Turns out that mosh pits behave a lot like gases do, with the people within them making up pretty good flesh analogs for particles. This revelation comes courtesy of Cornell researcher Jesse Silverberg, who happened to notice at one particular metal show that, well, mosh pits are actually pretty weird. "I'm usually in the mosh pit, but for the first time I was off to the side and watching," he told New Scientist. "I was amazed at what I saw."

Afterwards, he and some other Cornell buds started pulling mosh pit videos off of YouTube and applying particle analysis software to them. The statistical distributions of different speeds found within the mosh pits and within gasses were close enough to take a closer look. They both follow what's known as the Maxwell–Boltzmann distribution, a description of particle motion in situations in which they're allowed to move freely, save for brief collisions with other particles.

Moreover, the researchers found that by tweaking their models, they could create the different mosh pit modes, like circle pits or what they're calling "lane formation," which they were unable to find in the YouTubed real life mosh pits.
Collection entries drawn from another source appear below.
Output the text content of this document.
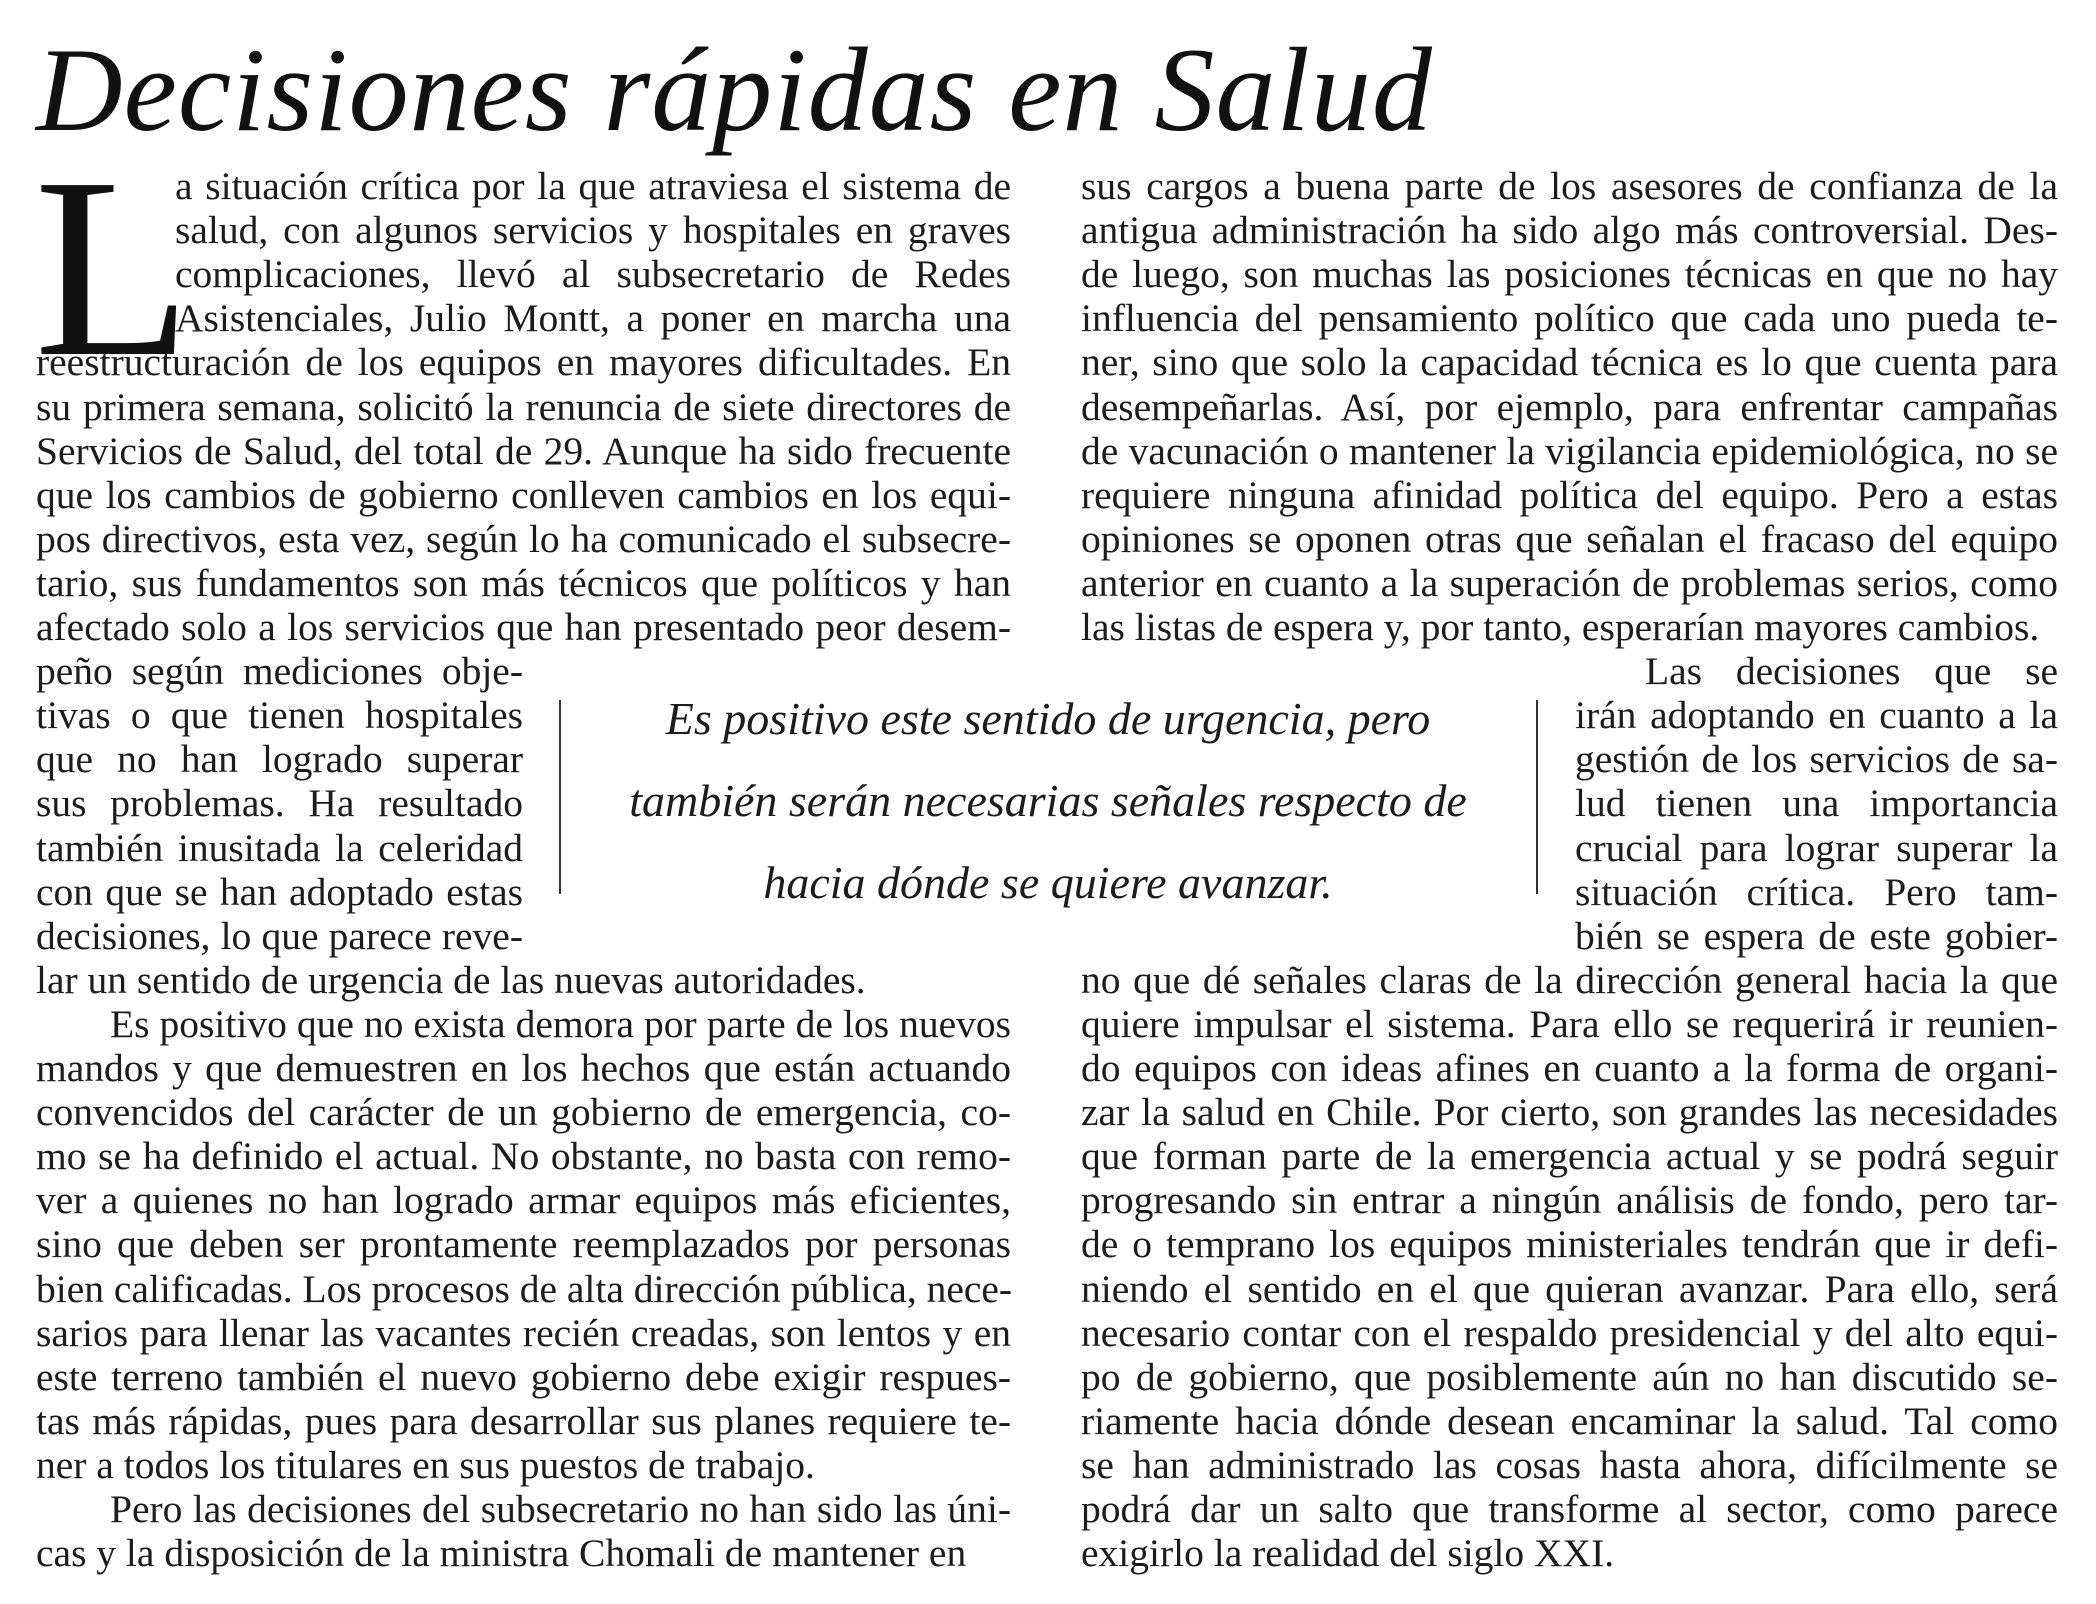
Decisiones rápidas en Salud
L
a situación crítica por la que atraviesa el sistema de
salud, con algunos servicios y hospitales en graves
complicaciones, llevó al subsecretario de Redes
Asistenciales, Julio Montt, a poner en marcha una
reestructuración de los equipos en mayores dificultades. En
su primera semana, solicitó la renuncia de siete directores de
Servicios de Salud, del total de 29. Aunque ha sido frecuente
que los cambios de gobierno conlleven cambios en los equi-
pos directivos, esta vez, según lo ha comunicado el subsecre-
tario, sus fundamentos son más técnicos que políticos y han
afectado solo a los servicios que han presentado peor desem-
peño según mediciones obje-
tivas o que tienen hospitales
que no han logrado superar
sus problemas. Ha resultado
también inusitada la celeridad
con que se han adoptado estas
decisiones, lo que parece reve-
lar un sentido de urgencia de las nuevas autoridades.
Es positivo que no exista demora por parte de los nuevos
mandos y que demuestren en los hechos que están actuando
convencidos del carácter de un gobierno de emergencia, co-
mo se ha definido el actual. No obstante, no basta con remo-
ver a quienes no han logrado armar equipos más eficientes,
sino que deben ser prontamente reemplazados por personas
bien calificadas. Los procesos de alta dirección pública, nece-
sarios para llenar las vacantes recién creadas, son lentos y en
este terreno también el nuevo gobierno debe exigir respues-
tas más rápidas, pues para desarrollar sus planes requiere te-
ner a todos los titulares en sus puestos de trabajo.
Pero las decisiones del subsecretario no han sido las úni-
cas y la disposición de la ministra Chomali de mantener en
sus cargos a buena parte de los asesores de confianza de la
antigua administración ha sido algo más controversial. Des-
de luego, son muchas las posiciones técnicas en que no hay
influencia del pensamiento político que cada uno pueda te-
ner, sino que solo la capacidad técnica es lo que cuenta para
desempeñarlas. Así, por ejemplo, para enfrentar campañas
de vacunación o mantener la vigilancia epidemiológica, no se
requiere ninguna afinidad política del equipo. Pero a estas
opiniones se oponen otras que señalan el fracaso del equipo
anterior en cuanto a la superación de problemas serios, como
las listas de espera y, por tanto, esperarían mayores cambios.
Las decisiones que se
irán adoptando en cuanto a la
gestión de los servicios de sa-
lud tienen una importancia
crucial para lograr superar la
situación crítica. Pero tam-
bién se espera de este gobier-
no que dé señales claras de la dirección general hacia la que
quiere impulsar el sistema. Para ello se requerirá ir reunien-
do equipos con ideas afines en cuanto a la forma de organi-
zar la salud en Chile. Por cierto, son grandes las necesidades
que forman parte de la emergencia actual y se podrá seguir
progresando sin entrar a ningún análisis de fondo, pero tar-
de o temprano los equipos ministeriales tendrán que ir defi-
niendo el sentido en el que quieran avanzar. Para ello, será
necesario contar con el respaldo presidencial y del alto equi-
po de gobierno, que posiblemente aún no han discutido se-
riamente hacia dónde desean encaminar la salud. Tal como
se han administrado las cosas hasta ahora, difícilmente se
podrá dar un salto que transforme al sector, como parece
exigirlo la realidad del siglo XXI.
Es positivo este sentido de urgencia, pero
también serán necesarias señales respecto de
hacia dónde se quiere avanzar.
So, a theoretical mosh pit.

"If you increase the flocking or decrease the density of the simulated moshers, the active participants can break down the circle and just stream through the crowd," Bierbaum said. "I'd be excited to see this, but it would have to be at a very large venue, so that the ends didn't collide with each other to form a circle pit."

So, this is definitely kind of in the realm of ain't-it-cool science, but it could have some meaning for real life. Specifically, the team points at evacuation procedures for large buildings. Which would be another scenario when a bunch of excited people are together behaving randomly, or as one dude says in the the linked post, "a pure expression of energy that's just random."